We all just want to be loved... we yearn for relationship. I think the imbalance of not recognizing our worth in God leads to a lot of messed up stuff in this world. How does it manifest in you?
PS Per my last post, from Monday night, my toe is still pretty messed up. Sad day.
3 battle cries
Great post. I read it twice, lol. Wishing you all the best my friend.
I really relate to your thoughts on being the pursuer in relationships - and have come to the conclusion that those usually fall into two categories: 1) people who aren't willing to prioritize my relationship in their life, and 2) friends that you don't have to keep up with to stay connected to.
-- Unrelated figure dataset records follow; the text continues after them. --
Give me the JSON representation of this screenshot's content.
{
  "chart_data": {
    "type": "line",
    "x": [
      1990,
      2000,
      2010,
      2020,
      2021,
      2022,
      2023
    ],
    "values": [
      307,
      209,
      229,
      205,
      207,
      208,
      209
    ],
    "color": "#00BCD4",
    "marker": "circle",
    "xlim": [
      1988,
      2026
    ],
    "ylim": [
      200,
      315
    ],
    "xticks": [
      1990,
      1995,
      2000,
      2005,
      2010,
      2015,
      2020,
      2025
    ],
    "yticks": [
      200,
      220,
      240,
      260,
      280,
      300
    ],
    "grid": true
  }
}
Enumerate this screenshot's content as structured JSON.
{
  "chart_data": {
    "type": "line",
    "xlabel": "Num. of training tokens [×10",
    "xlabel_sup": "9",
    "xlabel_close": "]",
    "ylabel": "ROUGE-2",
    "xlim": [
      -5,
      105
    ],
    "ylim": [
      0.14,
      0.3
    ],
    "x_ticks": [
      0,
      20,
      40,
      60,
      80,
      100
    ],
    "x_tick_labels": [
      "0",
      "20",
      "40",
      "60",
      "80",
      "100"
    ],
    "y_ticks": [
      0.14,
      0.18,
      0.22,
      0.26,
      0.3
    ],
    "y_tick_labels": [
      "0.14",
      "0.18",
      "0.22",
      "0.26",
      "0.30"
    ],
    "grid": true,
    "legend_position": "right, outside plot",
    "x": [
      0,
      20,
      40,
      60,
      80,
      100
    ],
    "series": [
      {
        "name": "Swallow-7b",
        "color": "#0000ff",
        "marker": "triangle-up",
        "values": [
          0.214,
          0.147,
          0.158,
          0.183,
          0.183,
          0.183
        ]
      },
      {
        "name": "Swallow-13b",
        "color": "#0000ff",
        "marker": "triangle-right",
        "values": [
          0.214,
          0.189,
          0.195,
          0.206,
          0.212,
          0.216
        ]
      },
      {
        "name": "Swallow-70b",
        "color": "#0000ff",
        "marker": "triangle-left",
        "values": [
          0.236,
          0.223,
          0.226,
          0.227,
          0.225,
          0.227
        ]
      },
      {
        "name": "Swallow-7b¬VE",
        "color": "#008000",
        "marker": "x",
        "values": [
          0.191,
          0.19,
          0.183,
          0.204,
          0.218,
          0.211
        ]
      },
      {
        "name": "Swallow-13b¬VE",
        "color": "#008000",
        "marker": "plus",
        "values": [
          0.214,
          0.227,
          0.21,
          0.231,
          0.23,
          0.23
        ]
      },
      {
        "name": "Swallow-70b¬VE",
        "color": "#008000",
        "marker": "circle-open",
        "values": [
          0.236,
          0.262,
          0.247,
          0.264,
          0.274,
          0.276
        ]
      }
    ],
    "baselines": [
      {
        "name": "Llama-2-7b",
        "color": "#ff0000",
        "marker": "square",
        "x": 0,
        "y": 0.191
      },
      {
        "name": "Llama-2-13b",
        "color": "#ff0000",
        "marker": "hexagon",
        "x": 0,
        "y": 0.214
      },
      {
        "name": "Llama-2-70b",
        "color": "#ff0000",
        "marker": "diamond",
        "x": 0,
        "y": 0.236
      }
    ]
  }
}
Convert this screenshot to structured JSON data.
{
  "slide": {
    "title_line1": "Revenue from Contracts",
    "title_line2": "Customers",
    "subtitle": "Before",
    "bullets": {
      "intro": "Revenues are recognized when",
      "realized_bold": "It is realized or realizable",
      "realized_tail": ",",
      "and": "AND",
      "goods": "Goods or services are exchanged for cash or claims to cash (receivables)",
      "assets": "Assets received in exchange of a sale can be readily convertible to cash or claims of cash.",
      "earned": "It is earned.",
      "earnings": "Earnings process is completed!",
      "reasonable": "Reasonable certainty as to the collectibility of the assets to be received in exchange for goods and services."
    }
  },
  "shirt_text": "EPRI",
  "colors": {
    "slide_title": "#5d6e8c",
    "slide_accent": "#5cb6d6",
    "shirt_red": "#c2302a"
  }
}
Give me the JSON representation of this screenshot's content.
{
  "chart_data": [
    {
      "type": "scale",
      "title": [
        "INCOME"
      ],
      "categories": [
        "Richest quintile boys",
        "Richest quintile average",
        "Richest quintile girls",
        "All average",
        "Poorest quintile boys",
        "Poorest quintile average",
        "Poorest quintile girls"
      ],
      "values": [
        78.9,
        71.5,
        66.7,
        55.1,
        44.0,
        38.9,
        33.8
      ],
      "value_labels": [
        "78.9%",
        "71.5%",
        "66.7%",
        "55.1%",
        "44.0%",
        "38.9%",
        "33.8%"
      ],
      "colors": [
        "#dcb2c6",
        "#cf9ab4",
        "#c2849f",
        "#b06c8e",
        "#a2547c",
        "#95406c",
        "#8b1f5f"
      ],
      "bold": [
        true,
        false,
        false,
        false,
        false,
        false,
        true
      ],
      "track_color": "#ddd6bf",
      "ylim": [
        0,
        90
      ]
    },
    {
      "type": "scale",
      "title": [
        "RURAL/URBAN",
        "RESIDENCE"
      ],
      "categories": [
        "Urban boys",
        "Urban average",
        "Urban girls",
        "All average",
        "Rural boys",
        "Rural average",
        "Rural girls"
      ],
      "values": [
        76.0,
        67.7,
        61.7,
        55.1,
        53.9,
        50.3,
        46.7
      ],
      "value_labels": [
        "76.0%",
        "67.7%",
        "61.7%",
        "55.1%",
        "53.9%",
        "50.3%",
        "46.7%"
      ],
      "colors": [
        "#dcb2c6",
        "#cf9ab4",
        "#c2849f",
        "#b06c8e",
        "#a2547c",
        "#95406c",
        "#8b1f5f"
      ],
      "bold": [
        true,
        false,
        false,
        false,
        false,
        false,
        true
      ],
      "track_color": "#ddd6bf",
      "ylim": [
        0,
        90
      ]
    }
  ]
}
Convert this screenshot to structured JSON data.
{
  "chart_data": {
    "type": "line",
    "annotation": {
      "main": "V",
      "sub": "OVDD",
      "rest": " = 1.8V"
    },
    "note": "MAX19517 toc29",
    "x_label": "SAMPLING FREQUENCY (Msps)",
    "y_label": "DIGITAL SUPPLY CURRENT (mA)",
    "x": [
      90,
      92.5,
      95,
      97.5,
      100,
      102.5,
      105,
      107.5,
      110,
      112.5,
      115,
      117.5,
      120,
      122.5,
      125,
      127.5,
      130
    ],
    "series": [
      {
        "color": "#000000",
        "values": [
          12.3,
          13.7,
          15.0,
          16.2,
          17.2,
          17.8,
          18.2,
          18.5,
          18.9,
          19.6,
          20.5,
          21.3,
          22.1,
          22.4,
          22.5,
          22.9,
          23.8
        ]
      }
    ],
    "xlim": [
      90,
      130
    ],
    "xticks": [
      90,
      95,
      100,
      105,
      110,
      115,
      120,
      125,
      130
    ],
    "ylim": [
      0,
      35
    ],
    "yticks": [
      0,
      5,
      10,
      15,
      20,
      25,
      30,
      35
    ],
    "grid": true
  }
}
I've had to let the first ones go, as hard as it is. But a relationship is two-way, and it became so unhealthy for my emotions to feel the incredible burden of keeping that relationship afloat single-handedly.
The second are pure blessings. And they usually pick up again in another season with miraculous ease. I went about three years without really talking to my best friend from high school, but then all of a sudden we picked back up and now talk more often than some of my more recent friendships.
I think the key is to find freedom. Friendships are work, but they are the kind of work that gives you joy and gives back to you. A relationship that doesn't work like that becomes ministry - and at that point you should evaluate whether that is a ministry God is giving to you and treat it as such. That frees you up from the expectations you would put on that person as a friend.